A few points deviating at the extremes may simply reflect natural sampling variability.

import statsmodels.api as sm
import matplotlib.pyplot as plt

sm.qqplot(model.resid, line='s')
plt.title("Q-Q Plot of Residuals")
plt.show()

Shapiro-Wilk Test¶

The Shapiro-Wilk test evaluates the null hypothesis that the data is drawn from a normal distribution. A significant result (\(p < 0.05\)) suggests a departure from normality.

\[ W = \frac{\left(\sum_{i=1}^n a_i x_{(i)}\right)^2}{\sum_{i=1}^n (x_i - \bar{x})^2} \]

where \(x_{(i)}\) are the ordered sample values and \(a_i\) are constants generated from the means, variances, and covariances of the order statistics of a sample of size \(n\) from a normal distribution.

from scipy.stats import shapiro

stat, p_value = shapiro(model.resid)
print(f"Shapiro-Wilk Test: W = {stat:.4f}, p-value = {p_value:.4f}")

Sensitivity to Sample Size

The Shapiro-Wilk test can be overly sensitive with large samples, flagging trivial departures from normality as statistically significant. Conversely, with small samples, the test may lack power to detect meaningful departures.

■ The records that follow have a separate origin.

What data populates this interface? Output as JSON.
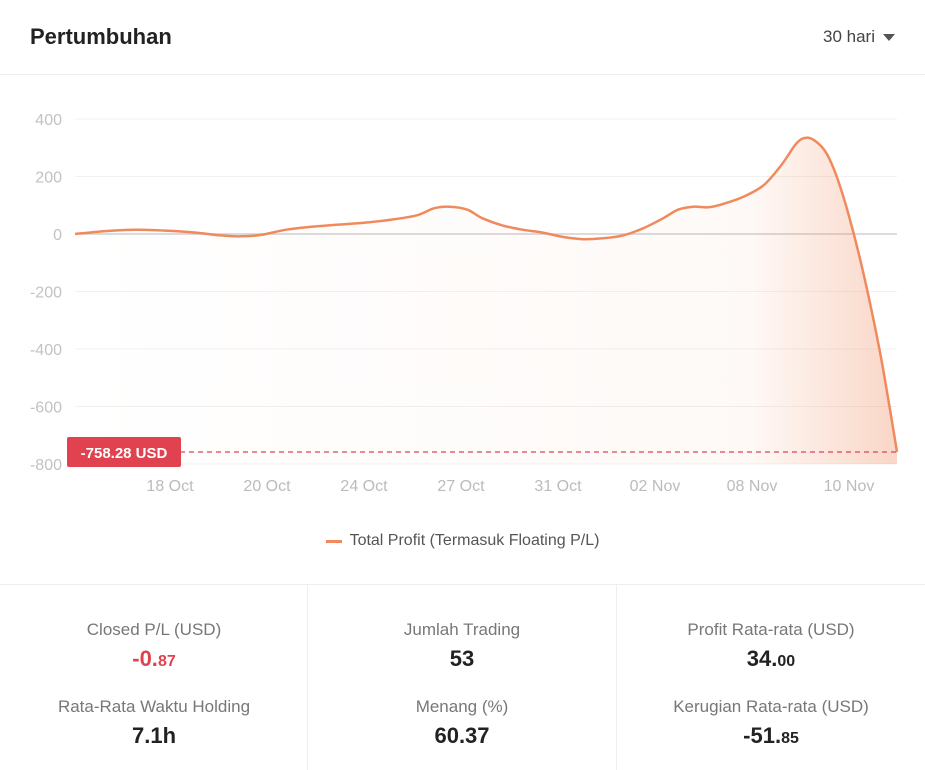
{
  "header": {
    "title": "Pertumbuhan",
    "range_label": "30 hari"
  },
  "chart_data": {
    "type": "line",
    "title": "",
    "xlabel": "",
    "ylabel": "",
    "ylim": [
      -800,
      400
    ],
    "yticks": [
      400,
      200,
      0,
      -200,
      -400,
      -600,
      -800
    ],
    "xtick_labels": [
      "18 Oct",
      "20 Oct",
      "24 Oct",
      "27 Oct",
      "31 Oct",
      "02 Nov",
      "08 Nov",
      "10 Nov"
    ],
    "legend": "bottom",
    "grid": true,
    "series": [
      {
        "name": "Total Profit (Termasuk Floating P/L)",
        "color": "#f08a5d",
        "points": [
          [
            0.0,
            0
          ],
          [
            0.6,
            10
          ],
          [
            1.2,
            15
          ],
          [
            1.8,
            12
          ],
          [
            2.4,
            5
          ],
          [
            2.9,
            -5
          ],
          [
            3.3,
            -8
          ],
          [
            3.7,
            -3
          ],
          [
            4.2,
            15
          ],
          [
            4.7,
            25
          ],
          [
            5.2,
            32
          ],
          [
            5.8,
            40
          ],
          [
            6.3,
            50
          ],
          [
            6.8,
            65
          ],
          [
            7.15,
            90
          ],
          [
            7.45,
            95
          ],
          [
            7.8,
            85
          ],
          [
            8.1,
            55
          ],
          [
            8.5,
            30
          ],
          [
            8.9,
            15
          ],
          [
            9.3,
            5
          ],
          [
            9.7,
            -10
          ],
          [
            10.1,
            -18
          ],
          [
            10.5,
            -15
          ],
          [
            10.9,
            -5
          ],
          [
            11.3,
            20
          ],
          [
            11.7,
            55
          ],
          [
            12.0,
            85
          ],
          [
            12.3,
            95
          ],
          [
            12.6,
            93
          ],
          [
            12.9,
            105
          ],
          [
            13.3,
            130
          ],
          [
            13.7,
            170
          ],
          [
            14.05,
            240
          ],
          [
            14.35,
            315
          ],
          [
            14.55,
            335
          ],
          [
            14.75,
            320
          ],
          [
            14.95,
            280
          ],
          [
            15.15,
            200
          ],
          [
            15.4,
            60
          ],
          [
            15.7,
            -150
          ],
          [
            16.0,
            -400
          ],
          [
            16.2,
            -600
          ],
          [
            16.35,
            -758.28
          ]
        ]
      }
    ],
    "current_value_label": "-758.28 USD",
    "current_value": -758.28
  },
  "stats": {
    "closed_pl": {
      "label": "Closed P/L (USD)",
      "int": "-0.",
      "dec": "87"
    },
    "jumlah_trading": {
      "label": "Jumlah Trading",
      "value": "53"
    },
    "profit_avg": {
      "label": "Profit Rata-rata (USD)",
      "int": "34.",
      "dec": "00"
    },
    "holding": {
      "label": "Rata-Rata Waktu Holding",
      "value": "7.1h"
    },
    "menang": {
      "label": "Menang (%)",
      "value": "60.37"
    },
    "loss_avg": {
      "label": "Kerugian Rata-rata (USD)",
      "int": "-51.",
      "dec": "85"
    }
  }
}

Always combine formal tests with visual inspection (Q-Q plots, histograms).

Histogram of Residuals¶

Plotting the residuals in a histogram provides a quick visual assessment of their distribution shape.

import matplotlib.pyplot as plt

plt.hist(model.resid, bins=20, density=True, alpha=0.7, edgecolor='black')
plt.xlabel("Residuals")
plt.ylabel("Density")
plt.title("Histogram of Residuals")
plt.show()

Look for:

Skewness: The distribution is not symmetric around zero.
Heavy tails (kurtosis): More extreme values than expected under normality.
Bimodality: Two peaks may indicate a missing grouping variable.

What to Do If Normality Is Violated¶

Data transformations: Log, square root, or Box-Cox transformations can reduce skewness and make residuals more normal (see Transformations to Achieve Normality).
Non-parametric alternatives: The Kruskal-Wallis test compares medians instead of means and does not require normality (see Kruskal-Wallis Test).
Bootstrapping: Resampling methods can provide valid inference without distributional assumptions (see The Bootstrap Principle).